Didem, kasanın içine bakınca nihayet anahtarı bulmuştu.

- Buldum!

- Çabuk getir! Fazla zamanımız kalmadı!

Didem, anahtarı kapıp hızla masadan dolanıp Gökalp'in yanına getirdi.

- Şimdi, ben kapıyı kapatacağım, sen de hemen kilitleyeceksin! Anladın mı?

- Tamam.

Gökalp, kalan son gücüyle kapıyı ittirmeye başladı. Fakat kapanmıyordu, çünkü kapıya yapışan zombilerden biri parmaklarını kapıya sokmayı başarmıştı.

Didem, parmaklardan dolayı kapanmadığını görünce:

- Gökalp! Parmakları sıkışmış, ondan kapanmıyor!

- Didem, sende ittir, hadi! Şimdi onun parmaklarını düşünmeye vakit yok! Parça pinçik olmak istemiyorsan dediğimi yap!

Didem, Gökalp'in dediğini yaparak tüm gücünü vererek kapıyı ittirmeye başladı. İkisi de can korkusuyla var güçleriyle ittiriyorlardı.
O sırada kapı kapanmış, zombinin parmakları koparak yere düşmüştü.

- Didem çabuk kilitle şu kapıyı! Daha da çoğaldılar!

Didem, dönerek omzuyla kapıyı ittiriyor, bir yandan da anahtarı kilide yerleştirmeye çalışıyordu.
Ara ara zorlanıp açılan kapıyı, yürekleri hoplayarak tekrar kapatıyorlardı.

Didem, anahtarları tek tek denemişti, sıra son anahtara gelmişti.

- Hadi bunu da dene!

Didem, son anahtarı da dualar eşliğinde kilide dayadı, ittirdi, girmişti, doğru anahtar buydu.

Didem, soluk bile almadan kilidi çevirirken, Gökalp ise kalan takatiyle son kez kuvvetlice kapıyı ittiriyordu.
Didem, hızlıca anahtarı iki kere sola çevirmişti ve kapıyı nihayet kilitlemeyi başarmışlardı.

Gökalp, kendini yere bırakmıştı, can havliyle ittirdiği kapı takatini kesmişti. Didem ise ellerini dizlerine koyup, eğilip, derin nefesler alıp, üzerindeki korku ve gerilim ağırlığını atmaya çalışıyordu.

O esnada kapıdaki zombiler çoğalmış ve büyük sinirli homurtuları da beraberinde artmıştı. Delice kapının camını yumrukluyorlardı. Bu kapı fazla dayanamayacaktı. Dayanacak bile olsa tedbir kaçmayı emrederdi.
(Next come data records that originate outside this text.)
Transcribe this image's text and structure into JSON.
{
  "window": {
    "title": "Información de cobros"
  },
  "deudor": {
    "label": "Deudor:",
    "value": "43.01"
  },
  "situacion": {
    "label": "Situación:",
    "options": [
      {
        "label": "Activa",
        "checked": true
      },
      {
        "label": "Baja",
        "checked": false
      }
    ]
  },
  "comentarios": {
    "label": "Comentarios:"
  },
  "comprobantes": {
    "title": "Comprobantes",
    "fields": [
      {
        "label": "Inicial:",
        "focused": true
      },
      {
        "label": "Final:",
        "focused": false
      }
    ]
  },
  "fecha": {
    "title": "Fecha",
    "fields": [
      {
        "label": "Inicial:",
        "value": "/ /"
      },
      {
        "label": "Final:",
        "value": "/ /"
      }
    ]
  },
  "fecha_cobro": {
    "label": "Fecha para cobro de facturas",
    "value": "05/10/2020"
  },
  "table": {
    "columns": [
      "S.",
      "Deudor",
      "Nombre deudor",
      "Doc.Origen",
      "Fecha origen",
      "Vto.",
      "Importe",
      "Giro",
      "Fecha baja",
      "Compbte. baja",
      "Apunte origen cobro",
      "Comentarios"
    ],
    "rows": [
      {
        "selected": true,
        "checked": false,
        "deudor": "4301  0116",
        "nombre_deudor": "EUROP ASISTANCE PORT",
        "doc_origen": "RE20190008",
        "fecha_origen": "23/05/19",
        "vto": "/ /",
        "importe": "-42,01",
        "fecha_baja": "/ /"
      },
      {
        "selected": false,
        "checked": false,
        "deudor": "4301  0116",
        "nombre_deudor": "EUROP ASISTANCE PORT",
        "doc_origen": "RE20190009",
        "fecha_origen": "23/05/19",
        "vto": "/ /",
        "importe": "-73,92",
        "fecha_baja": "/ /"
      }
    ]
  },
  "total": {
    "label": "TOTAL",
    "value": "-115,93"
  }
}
Didem, Gökalp'in yaslandığı kapının camının çatırdadığını görünce çığlık attı:

- Gökaalp! Gitmemiz lazım, kalk oradan!

Gökalp, yerinden fırladı ve Didem'in yanına geldi, kapıya baktı, gerçekten de cam çatlamıştı. Çatlamış cama ağzını yüzünü sokmaya çalışan zombiler, oldukça aç görünüyordu.

Gökalp:

- Çantam, dışarıda kaldı, içinde önemli şeyler vardı!

- Sen çantayı unut Gökalp! Hadi buradan defolup gidelim artık!

- Peki o nasıl olacakmış? Bir fikrin var mı? Şu kapıdaki yaratıklara, zombilere veya adı her neyse... Onlardan mı rica edelim çekilmelerini?

Didem, Gökalp'in elinden tuttu ve hızlı adımlarla bakkalın küçük lavabosuna soktu.

- İşte buradan kaçacağız!

- Anlamadım?

Didem, tuvaletin üzerindeki pencereyi parmağıyla işaret ederek:

- Buradan! Pencereden!

Pencere parmaklıklı değildi, ya kapalı olsaydı ? Olması sonları olabilirdi. Önceki parmaklıkları kesen hırsıza teşekkür etmek lazımdı, tuhaftı fakat şu an için öyleydi. Fakat geçip geçemeyecekleri meçhuldü, pencere dara benziyordu.

Gökalp:

- Şu kapıyı da kapatayım da ne olur ne olmaz.

- Tamam.

Gökalp, plastik kapıyı kapattı ve arkasındaki hazır kilidini çevirdi. Çok tedirgindi. Emniyette olmak istiyordu.

Camı incelemekte olan Didem'in yanına tekrar geldi:

- Haydi, ilk sen çık.

- Peki.

Didem, klozetin üzerine çıktı, pencereyi açmaya çalıştı fakat açılmıyordu:

- Kahretsin Açılmıyor! Tam da zamanında!

- Neden?

- Bilmiyorum. Heh, işte, çivilemiş bu ya!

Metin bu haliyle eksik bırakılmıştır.